Allemagne : nouvelle crise pour l'Europe ?

La politique est souvent source d'interrogations voire d'inquiétudes pour les marchés boursiers. Alors qu'ils s'étaient félicités de l'arrêt de la marée populiste aux portes de l'Europe - après les élections en France et aux Pays-Bas - c'est au tour de l'Allemagne d'entrer dans une phase d'instabilité politique. Le parti d'extrême droite AfD (Alternative pour l'Allemagne) sort renforcé de l'échec de la coalition entre le parti de l'union CDU/CSU, les libéraux (FDP) et les Verts.

Une crise politique sans précédent depuis 1949

Ce scénario inattendu ébranle Angela Merkel, figure de l'autorité allemande depuis 12 ans, et souligne une crise politique sans précédent depuis 1949. L'incapacité de l'union CDU/CSU à former un gouvernement majoritaire ouvre deux options à M. Franck-Walter Steinmeier, président de la République fédérale allemande nbsp;: décider de nommer Angela Merkel à la tête d'un gouvernement minoritaire - solution repoussée par cette dernière - ou dissoudre le Bundestag et organiser de nouvelles élections. Enfin, le retour d'une grande coalition CDU/CSU/SPD pourrait être envisagée mais Martin Schultz semble hésiter, le SPD n'ayant historiquement pas recueilli les fruits électoraux de ce choix politique.

Cette situation est préjudiciable aux réformes de l'Union Européenne

Sans gouvernement majoritaire Angela Merkel ne peut avancer sur les nécessaires réformes de refondation de l'Europe. La France semble avoir perdu son principal partenaire et la force du couple franco-allemand s'en retrouve entachée. Sans feuille de route, difficile pour Angela Merkel de se positionner sur des sujets forts, portés par Emmanuel Macron, comme le budget, le parlement ou la création d'un ministère des Finances de la zone euro.

L'optimisme européen en berne ?

Certes, les déboires d'Angela Merkel vont ralentir la dynamique de réformes enclenchée par le président français mais la croissance européenne est solide. Nombre d'observateurs envisagent même qu'elle sera supérieure à celle des Etats-Unis à la fin de cette année. Les indicateurs d'activités restent bien orientés (au-delà de 55) depuis la fin 2016 et le sentiment économique (consommateurs et chefs d'entreprises) est en hausse. Certes, la croissance de la zone euro affiche encore des disparités, notamment du fait du Royaume-Uni et des conséquences du Brexit, mais la robustesse de la conjoncture continue de se vérifier.
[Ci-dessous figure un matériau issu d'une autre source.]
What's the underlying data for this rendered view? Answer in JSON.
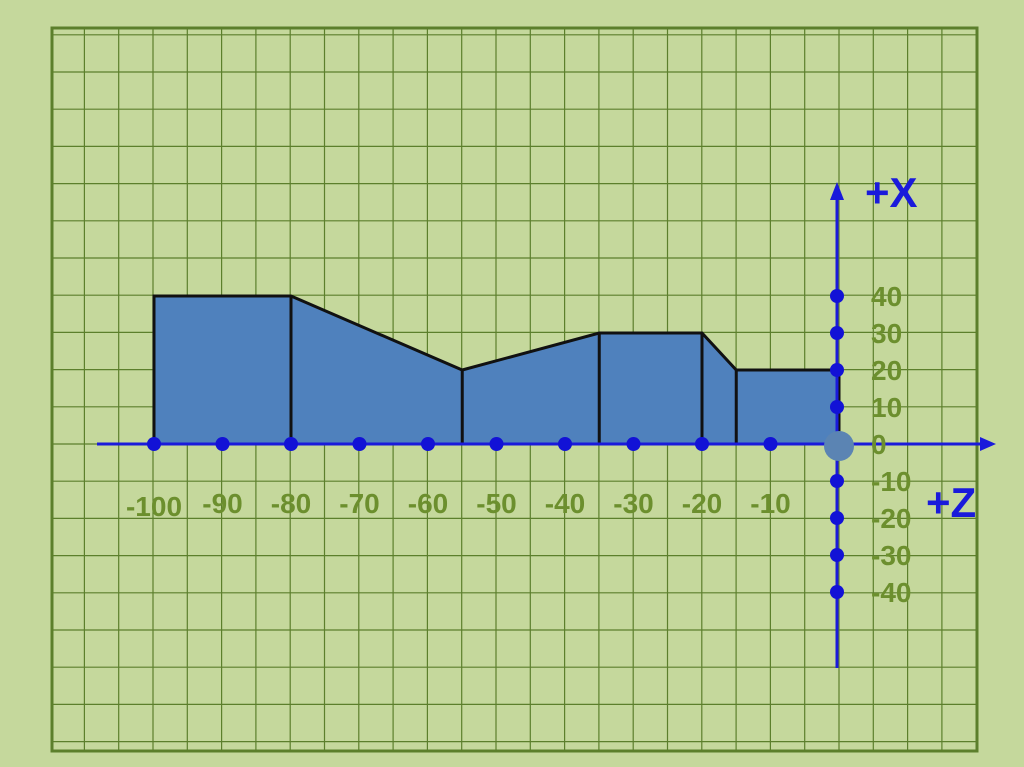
{
  "colors": {
    "background": "#c5d89c",
    "grid_line": "#5c7f2c",
    "axis": "#1a1adb",
    "tick_dot": "#1212d6",
    "origin_dot": "#5b84b3",
    "profile_fill": "#4f81bd",
    "profile_stroke": "#111111",
    "tick_label": "#6c8f2e",
    "axis_title": "#1a1adb"
  },
  "axes": {
    "x_axis_title": "+X",
    "z_axis_title": "+Z"
  },
  "z_ticks": [
    {
      "value": -100,
      "label": "-100"
    },
    {
      "value": -90,
      "label": "-90"
    },
    {
      "value": -80,
      "label": "-80"
    },
    {
      "value": -70,
      "label": "-70"
    },
    {
      "value": -60,
      "label": "-60"
    },
    {
      "value": -50,
      "label": "-50"
    },
    {
      "value": -40,
      "label": "-40"
    },
    {
      "value": -30,
      "label": "-30"
    },
    {
      "value": -20,
      "label": "-20"
    },
    {
      "value": -10,
      "label": "-10"
    }
  ],
  "x_ticks": [
    {
      "value": 40,
      "label": "40"
    },
    {
      "value": 30,
      "label": "30"
    },
    {
      "value": 20,
      "label": "20"
    },
    {
      "value": 10,
      "label": "10"
    },
    {
      "value": 0,
      "label": "0"
    },
    {
      "value": -10,
      "label": "-10"
    },
    {
      "value": -20,
      "label": "-20"
    },
    {
      "value": -30,
      "label": "-30"
    },
    {
      "value": -40,
      "label": "-40"
    }
  ],
  "profile": {
    "points": [
      {
        "z": -100,
        "x": 40
      },
      {
        "z": -80,
        "x": 40
      },
      {
        "z": -55,
        "x": 20
      },
      {
        "z": -35,
        "x": 30
      },
      {
        "z": -20,
        "x": 30
      },
      {
        "z": -15,
        "x": 20
      },
      {
        "z": 0,
        "x": 20
      }
    ],
    "section_lines_z": [
      -80,
      -55,
      -35,
      -20,
      -15
    ]
  }
}
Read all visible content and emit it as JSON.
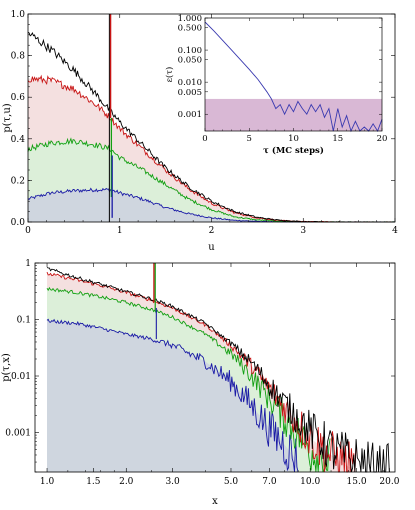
{
  "chart_data": [
    {
      "type": "area",
      "xlabel": "u",
      "ylabel": "p(τ,u)",
      "xlim": [
        0,
        4
      ],
      "ylim": [
        0,
        1.0
      ],
      "xticks": [
        "0",
        "1",
        "2",
        "3",
        "4"
      ],
      "yticks": [
        "0.0",
        "0.2",
        "0.4",
        "0.6",
        "0.8",
        "1.0"
      ],
      "grid": false,
      "spike": {
        "x": 0.9,
        "note": "vertical initial delta spike"
      },
      "series": [
        {
          "color": "#1a1aa6",
          "fill": "#cfd6df",
          "x": [
            0,
            0.25,
            0.5,
            0.75,
            0.9,
            1.0,
            1.25,
            1.5,
            1.75,
            2.0,
            2.25,
            2.5,
            2.75,
            3.0,
            3.5,
            4.0
          ],
          "values": [
            0.11,
            0.14,
            0.15,
            0.155,
            0.155,
            0.14,
            0.11,
            0.07,
            0.04,
            0.02,
            0.008,
            0.003,
            0.001,
            0,
            0,
            0
          ]
        },
        {
          "color": "#12a012",
          "fill": "#dcefd9",
          "x": [
            0,
            0.25,
            0.5,
            0.75,
            0.9,
            1.0,
            1.25,
            1.5,
            1.75,
            2.0,
            2.25,
            2.5,
            2.75,
            3.0,
            3.5,
            4.0
          ],
          "values": [
            0.35,
            0.38,
            0.39,
            0.37,
            0.35,
            0.31,
            0.25,
            0.18,
            0.11,
            0.06,
            0.025,
            0.01,
            0.004,
            0.001,
            0,
            0
          ]
        },
        {
          "color": "#c81414",
          "fill": "#f4e0e0",
          "x": [
            0,
            0.25,
            0.5,
            0.75,
            0.9,
            1.0,
            1.25,
            1.5,
            1.75,
            2.0,
            2.25,
            2.5,
            2.75,
            3.0,
            3.5,
            4.0
          ],
          "values": [
            0.69,
            0.68,
            0.64,
            0.56,
            0.5,
            0.45,
            0.35,
            0.25,
            0.16,
            0.09,
            0.045,
            0.02,
            0.007,
            0.002,
            0,
            0
          ]
        },
        {
          "color": "#000000",
          "x": [
            0,
            0.25,
            0.5,
            0.75,
            0.9,
            1.0,
            1.25,
            1.5,
            1.75,
            2.0,
            2.25,
            2.5,
            2.75,
            3.0,
            3.5,
            4.0
          ],
          "values": [
            0.91,
            0.83,
            0.73,
            0.61,
            0.53,
            0.48,
            0.37,
            0.26,
            0.17,
            0.1,
            0.05,
            0.022,
            0.008,
            0.002,
            0,
            0
          ]
        }
      ],
      "inset": {
        "type": "line",
        "xlabel": "τ (MC steps)",
        "ylabel": "ε(τ)",
        "xlim": [
          0,
          20
        ],
        "ylim": [
          0.0003,
          1.0
        ],
        "yscale": "log",
        "xticks": [
          "0",
          "5",
          "10",
          "15",
          "20"
        ],
        "yticks": [
          "1.000",
          "0.500",
          "0.100",
          "0.050",
          "0.010",
          "0.005",
          "0.001"
        ],
        "band": [
          0.0003,
          0.003
        ],
        "band_color": "#d9b8d5",
        "series": [
          {
            "color": "#3a3ab0",
            "x": [
              0,
              1,
              2,
              3,
              4,
              5,
              6,
              7,
              7.5,
              8,
              8.5,
              9,
              9.5,
              10,
              10.5,
              11,
              11.5,
              12,
              12.5,
              13,
              13.5,
              14,
              14.5,
              15,
              15.5,
              16,
              16.5,
              17,
              17.5,
              18,
              18.5,
              19,
              19.5,
              20
            ],
            "values": [
              0.75,
              0.4,
              0.2,
              0.1,
              0.05,
              0.025,
              0.012,
              0.005,
              0.003,
              0.0015,
              0.002,
              0.001,
              0.002,
              0.0012,
              0.0025,
              0.0015,
              0.001,
              0.002,
              0.0012,
              0.002,
              0.0008,
              0.0015,
              0.0003,
              0.0015,
              0.0004,
              0.0009,
              0.0003,
              0.0006,
              0.0003,
              0.0004,
              0.0003,
              0.0005,
              0.0003,
              0.0007
            ]
          }
        ]
      }
    },
    {
      "type": "area",
      "xlabel": "x",
      "ylabel": "p(τ,x)",
      "xscale": "log",
      "yscale": "log",
      "xlim": [
        0.9,
        21
      ],
      "ylim": [
        0.0002,
        1
      ],
      "xticks": [
        "1.0",
        "1.5",
        "2.0",
        "3.0",
        "5.0",
        "7.0",
        "10.0",
        "15.0",
        "20.0"
      ],
      "yticks": [
        "1",
        "0.1",
        "0.01",
        "0.001"
      ],
      "grid": false,
      "spike": {
        "x": 2.57,
        "note": "vertical initial delta spike"
      },
      "series": [
        {
          "color": "#1a1aa6",
          "fill": "#cfd6df",
          "x": [
            1.0,
            1.3,
            1.6,
            2.0,
            2.5,
            3.0,
            4.0,
            5.0,
            6.0,
            7.0,
            8.0,
            9.0
          ],
          "values": [
            0.095,
            0.085,
            0.07,
            0.055,
            0.045,
            0.035,
            0.018,
            0.008,
            0.003,
            0.0012,
            0.0006,
            0.0003
          ]
        },
        {
          "color": "#12a012",
          "fill": "#dcefd9",
          "x": [
            1.0,
            1.3,
            1.6,
            2.0,
            2.5,
            3.0,
            4.0,
            5.0,
            6.0,
            7.0,
            8.0,
            10.0,
            12.0
          ],
          "values": [
            0.35,
            0.3,
            0.25,
            0.2,
            0.15,
            0.11,
            0.055,
            0.025,
            0.01,
            0.004,
            0.0018,
            0.0005,
            0.0003
          ]
        },
        {
          "color": "#c81414",
          "fill": "#f4e0e0",
          "x": [
            1.0,
            1.3,
            1.6,
            2.0,
            2.5,
            3.0,
            4.0,
            5.0,
            6.0,
            7.0,
            8.0,
            10.0,
            12.0,
            15.0
          ],
          "values": [
            0.65,
            0.5,
            0.4,
            0.3,
            0.22,
            0.16,
            0.08,
            0.035,
            0.015,
            0.006,
            0.0028,
            0.0008,
            0.0004,
            0.0002
          ]
        },
        {
          "color": "#000000",
          "x": [
            1.0,
            1.3,
            1.6,
            2.0,
            2.5,
            3.0,
            4.0,
            5.0,
            6.0,
            7.0,
            8.0,
            10.0,
            12.0,
            15.0,
            18.0,
            20.0
          ],
          "values": [
            0.8,
            0.55,
            0.42,
            0.31,
            0.23,
            0.17,
            0.085,
            0.038,
            0.017,
            0.007,
            0.0032,
            0.0011,
            0.0005,
            0.0003,
            0.0002,
            0.0002
          ]
        }
      ]
    }
  ]
}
Les marchés d'actions sont restés insensible à la crise allemande

L'annonce de l'échec de la coalition du parti d'Angela Merkel n'a pas eu de conséquences sur les indices boursiers. La crise politique allemande n'est pas perçue comme un risque majeur pour la zone euro dont la dynamique économique à court terme est en accélération. La reprise est par ailleurs synchrone au niveau mondial et en particulier sur les marchés émergents. L'Allemagne reste le pays d'Europe qui profite le plus de cette amélioration de par son offre technologique et industrielle. Les marchés restent aussi confiants sur l'émergence d'une solution politique qui ne viendra pas contrecarrer la dynamique économique actuelle.

Les taux ont encore baissé

Les marchés obligataires n'ont pas été impactés par les incertitudes politiques allemandes et n'ont réagi qu'au discours de la BCE qui rappelle qu'elle continuera à soutenir le marché. Le 10 ans allemand a ainsi baissé de 3 bps à 0,35% sur la semaine.